Frost dates play an important role in garden timing. We use them to determine when to start seeds and know when it's safe to transplant tender plants outdoors. Of course, weather patterns vary from year to year and the dates below are based on a 10-year average. There are also microclimates within growing zones, caused by things like urbanization, steep elevation changes, or nearby bodies of water.

The average frost dates are when you can expect the last frost in spring and the first frost in fall.

Zone Average Last Frost Date Average First Frost Date
Zone 1 May 22-June 4 August 25-31
Zone 2 May 15-22 September 1-8
Zone 3 May 1-16 September 8-15
Zone 4 April 24-May 12 September 21-October 7
Zone 5 April 7-30 October 13-21
Zone 6 April 1-21 October 17-31
Zone 7 March 22-April 3 October 29-November 15
Zone 8 March 13-28 November 7-28
Zone 9 February 6-28 November 25-December 13
Zone 10-13 No usual frost No usual frost

Information based on USDA Hardiness Zone Method.

Unsure of your USDA Hardiness Zone? Use this map to determine what zone you're in.

What does last frost date mean?

The last frost date for your location is a good indicator of when it is safe to start planting seeds or seedlings outdoors. It refers to an expected date in spring that’s determined using historical weather data in a given location. Plant after your last frost date to ensure your plants have the best chance of survival.

The last frost date is also important if you’ll be starting seeds indoors. Use it to determine when to start your seeds so that they will be ready to transplant outdoors once your last frost date has passed. In general, start seeds indoors 6-8 weeks before the last expected frost date in your location. This allows your seedlings to grow and develop indoors under controlled conditions until the weather is warm enough for you to transplant them into the garden.

What does first frost date mean?

Your "first frost date" is the approximate date in autumn when the first frost is expected to occur in your location.

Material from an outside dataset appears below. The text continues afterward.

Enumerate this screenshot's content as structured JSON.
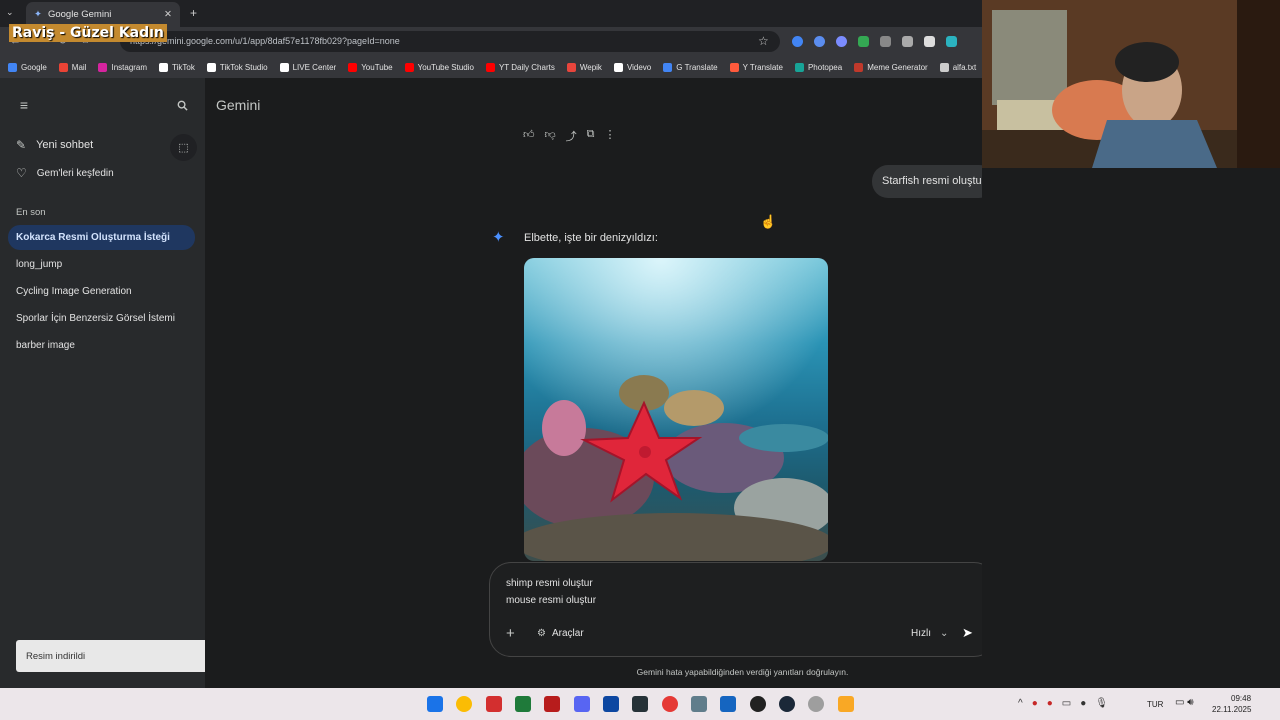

It is determined using historical weather data and signals the end of the growing season for gardeners.

You need to know the first frost date because frost can be damaging to your plants, especially those that aren’t cold-hardy. By knowing when your first frost is likely to occur, you can take steps to protect your plants or harvest them before the frost hits. Additionally, you can use the first frost date to plan when to plant fall crops that are able to withstand cooler temperatures.